Der chinesische Robotikspezialist Ubtech Robotics treibt den Übergang von Pilotversuchen zur industriellen Großserienfertigung voran. Laut einem Bericht der Nachrichtenagentur Reuters verlagert das Unternehmen seinen Schwerpunkt zunehmend auf den praktischen Einsatz humanoider Roboter in Fabriken. Statt reiner Technologiedemonstrationen rücken nun Kostensenkungen und reale Arbeitsabläufe in den Mittelpunkt der Unternehmensstrategie.
Produktionsstart für humanoide Großserien
Ermöglicht wird dieser Schritt durch den raschen Ausbau der eigenen Fertigungskapazitäten. Am 12. September nahm das Unternehmen ein neues Werk in Liuzhou in Betrieb. Der Standort ist auf eine Jahreskapazität von über 10.000 humanoiden Robotern ausgelegt. Dort sollen vor allem industrielle Modelle der Walker-S-Serie sowie Cruzr-Einheiten im Zehn-Minuten-Takt vom Band laufen.
Die Skalierung soll den wachsenden Bedarf der Fertigungsindustrie decken. Ubtech reagiert damit auf eine spürbar anziehende Nachfrage nach flexiblen Automatisierungslösungen, die komplexe Montage- und Logistikaufgaben in Produktionslinien übernehmen können.
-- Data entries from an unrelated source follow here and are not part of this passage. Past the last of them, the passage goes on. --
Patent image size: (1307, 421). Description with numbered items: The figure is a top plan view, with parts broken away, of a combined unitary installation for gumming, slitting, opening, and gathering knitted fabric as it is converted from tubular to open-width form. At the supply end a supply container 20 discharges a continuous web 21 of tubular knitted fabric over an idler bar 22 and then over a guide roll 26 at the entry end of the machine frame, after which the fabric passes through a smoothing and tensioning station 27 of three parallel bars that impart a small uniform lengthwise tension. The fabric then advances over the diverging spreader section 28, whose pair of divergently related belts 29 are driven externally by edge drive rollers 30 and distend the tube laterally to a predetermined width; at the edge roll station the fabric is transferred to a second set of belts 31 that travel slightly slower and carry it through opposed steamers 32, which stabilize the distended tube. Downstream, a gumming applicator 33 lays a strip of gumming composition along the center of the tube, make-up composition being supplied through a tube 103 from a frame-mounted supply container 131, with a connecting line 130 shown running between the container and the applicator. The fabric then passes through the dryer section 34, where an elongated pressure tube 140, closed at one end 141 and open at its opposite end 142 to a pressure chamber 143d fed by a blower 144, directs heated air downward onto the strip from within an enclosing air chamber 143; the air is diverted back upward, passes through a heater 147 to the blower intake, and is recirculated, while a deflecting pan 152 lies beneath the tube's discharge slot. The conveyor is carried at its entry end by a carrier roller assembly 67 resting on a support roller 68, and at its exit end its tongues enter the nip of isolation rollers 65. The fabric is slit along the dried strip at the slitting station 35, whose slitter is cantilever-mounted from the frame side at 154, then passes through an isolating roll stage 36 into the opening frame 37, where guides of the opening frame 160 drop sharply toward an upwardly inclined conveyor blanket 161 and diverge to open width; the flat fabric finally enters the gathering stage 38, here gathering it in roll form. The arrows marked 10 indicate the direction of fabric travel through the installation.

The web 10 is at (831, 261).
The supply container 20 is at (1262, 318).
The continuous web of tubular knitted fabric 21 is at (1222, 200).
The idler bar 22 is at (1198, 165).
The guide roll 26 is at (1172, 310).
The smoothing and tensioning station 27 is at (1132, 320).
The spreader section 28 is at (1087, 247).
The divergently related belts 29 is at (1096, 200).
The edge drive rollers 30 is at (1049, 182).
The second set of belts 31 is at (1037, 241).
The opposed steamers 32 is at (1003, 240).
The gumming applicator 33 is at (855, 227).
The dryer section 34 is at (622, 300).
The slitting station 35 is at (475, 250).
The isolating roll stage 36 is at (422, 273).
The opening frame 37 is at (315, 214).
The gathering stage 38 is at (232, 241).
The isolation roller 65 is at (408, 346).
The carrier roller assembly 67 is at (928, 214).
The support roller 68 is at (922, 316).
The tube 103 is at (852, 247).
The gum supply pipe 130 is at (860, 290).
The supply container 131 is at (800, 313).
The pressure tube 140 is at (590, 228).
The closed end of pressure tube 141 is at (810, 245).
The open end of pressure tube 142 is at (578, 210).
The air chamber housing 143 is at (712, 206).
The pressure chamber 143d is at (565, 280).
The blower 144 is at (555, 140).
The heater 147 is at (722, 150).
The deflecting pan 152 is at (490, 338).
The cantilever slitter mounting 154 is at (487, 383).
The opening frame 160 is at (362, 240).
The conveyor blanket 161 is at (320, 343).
Kräftiges Umsatzwachstum im ersten Halbjahr
Der operative Hochlauf stützt sich auf eine dynamische Geschäftsentwicklung in den ersten sechs Monaten des Jahres 2026. In diesem Zeitraum verdoppelte sich der Umsatz auf 1,269 Milliarden Renminbi. Das operative Geschäft profitierte dabei von einer gestiegenen Bruttomarge von 44,7 Prozent. Zugleich verringerte sich der Nettoverlust um 23,0 Prozent.
Das stärkste Wachstum verzeichnete der Bereich der vollformatigen humanoiden Roboter mit verkörperter Intelligenz. Die Erlöse in dieser Sparte kletterten um 1.445,0 Prozent auf 590 Millionen Renminbi. Parallel dazu erweiterte der Konzern seine Produktpalette um die neuen Modelle Cruzr Y1, Walker C1 sowie U1.
Die Neuentwicklungen zielen auf vielseitige Aufgaben im industriellen Umfeld und im Dienstleistungssektor ab. Ubtech will damit seine Kundenbasis breiter aufstellen und über standardisierte Plattformen zusätzliche Anwendungsfelder erschließen.
Internationale Nachfrage und Marktbewertung
Auf der Absatzseite verbuchte der Konzern im ersten Halbjahr 921 ausgelieferte Einheiten seiner großen humanoiden Roboter. Über alle Gerätekategorien hinweg erreichte das Volumen 16.123 Einheiten. Medienberichten zufolge kamen zudem neue Auslandsaufträge aus Europa, Japan und Südkorea im Wert von über 50 Millionen Renminbi hinzu.
Für Ubtech wird die zügige Abarbeitung dieser Bestellungen zur operativen Bewährungsprobe. Das Management setzt darauf, über steigende Stückzahlen spürbare Skaleneffekte zu erzielen und so den Weg zur Profitabilität zu ebnen.
An den Finanzmärkten sorgten die jüngsten Fortschritte für eine gewisse Stabilisierung. Gestern schloss die Aktie bei 9,35 Euro. Seit Jahresanfang verzeichnet das Papier dennoch ein Minus von 35 Prozent.